When you're diagnosed with hearing loss, it can be helpful to understand the type of hearing loss you have, as both conductive and sensorineural, which are the two main types of hearing loss, have different causes and treatment options.
Conductive Hearing Loss
Conductive hearing loss can be temporary or permanent and occurs due to a problem with the middle ear. A few examples of middle ear problems that can impact your hearing include narrowing of the ear canal, impacted wax and a build-up of fluid that's been unable to drain through the Eustachian tube after a viral infection. Ear pain, odour and feeling like people are speaking too quietly are common symptoms of conductive hearing loss.
This type of hearing loss can be treated by flushing impacted wax out of your ears, clearing an infection with antibiotics and surgically removing tissue that's causing the ear canal to narrow, such as a tumour or scar tissue from a previous ear surgery. When ear canal narrowing cannot be reversed, you may find hearing aids that amplify sounds useful, particularly in environments with lots of background noise.

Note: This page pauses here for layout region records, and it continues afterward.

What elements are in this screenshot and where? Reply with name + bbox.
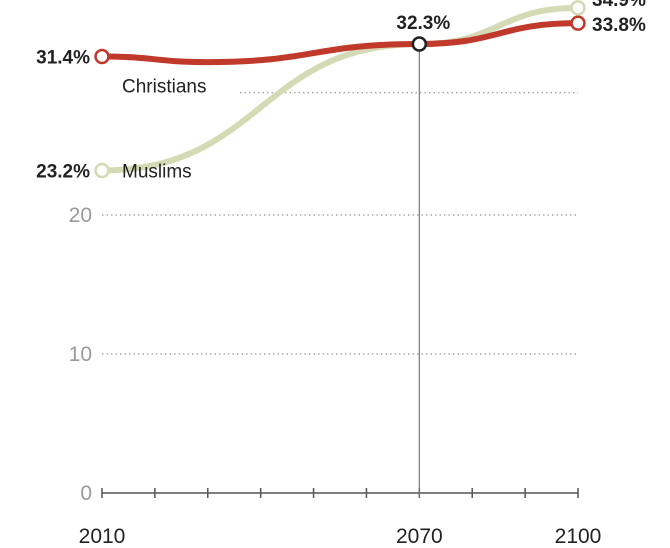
grid-lines: 0 10 20 [69, 91, 578, 505]
series-line-muslims [99, 4, 581, 174]
y-tick-label-0: 0 [80, 482, 92, 505]
x-axis: 2010 2070 2100 [79, 44, 602, 548]
x-tick-label-2100: 2100 [555, 525, 602, 548]
point-muslims-2010 [94, 162, 110, 179]
point-muslims-2100 [570, 0, 586, 16]
x-tick-label-2010: 2010 [79, 525, 126, 548]
series-lines [94, 0, 586, 179]
point-crossover-2070 [411, 36, 428, 52]
series-label-christians: Christians [122, 77, 206, 98]
value-label-muslims-2100: 34.9% [592, 0, 646, 11]
value-label-crossover-2070: 32.3% [396, 13, 450, 34]
y-tick-label-20: 20 [69, 204, 92, 227]
point-christians-2010 [94, 48, 110, 65]
series-label-muslims: Muslims [122, 162, 192, 183]
x-tick-label-2070: 2070 [396, 525, 443, 548]
value-label-christians-2010: 31.4% [36, 48, 90, 69]
y-tick-label-10: 10 [69, 343, 92, 366]
series-line-christians [99, 20, 581, 66]
point-christians-2100 [570, 15, 586, 31]
data-labels: 31.4% 33.8% 23.2% 34.9% 32.3% Christians Musli… [36, 0, 646, 183]
value-label-muslims-2010: 23.2% [36, 162, 90, 183]
value-label-christians-2100: 33.8% [592, 15, 646, 36]
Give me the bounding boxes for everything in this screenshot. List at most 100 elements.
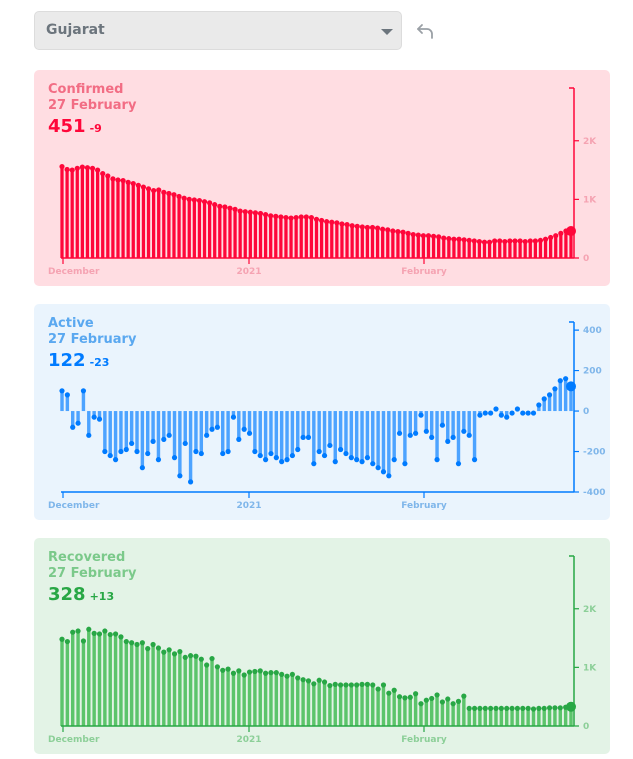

Sensorineural Hearing Loss
Sensorineural hearing loss is caused by damage to the cochlea in your inner ear. The cochlea contains cells that receive sounds from your ear canal and send them to your brain for processing. The calls can be damaged due to noise exposure and trauma. Damage can also occur if you have an underlying autoimmune condition, which can cause your immune system to attack your own body. Signs of sensorineural hearing loss include sounds seeming muffled, struggling to filter out background noise and being unable to hear certain frequencies.
Sensorineural hearing loss is permanent, but hearing aids or a cochlear implant can be used to improve your hearing. If only some of the cells in the cochlea are damaged, a hearing aid can be used to change the frequency of sounds as they enter your ear canal. This can improve the range of sounds you hear as different cochlear cells are capable of hearing different frequencies. So, if you can no longer hear high-frequency sounds, hearing aids can be used to convert these sounds to a lower frequency and send them to your cochlea to be processed by healthy cells. A cochlear implant can be used to restore lost hearing when there's severe damage to your cochlea. The implant is attached to your temporal bone and doesn't require any part of your ear to be functioning in order to transport sound to your brain, as it receives sound from an external microphone.
If you have hearing loss and would like to understand the cause and type more fully, or if you're currently experiencing a decline in your hearing capability, schedule an appointment with your audiologist.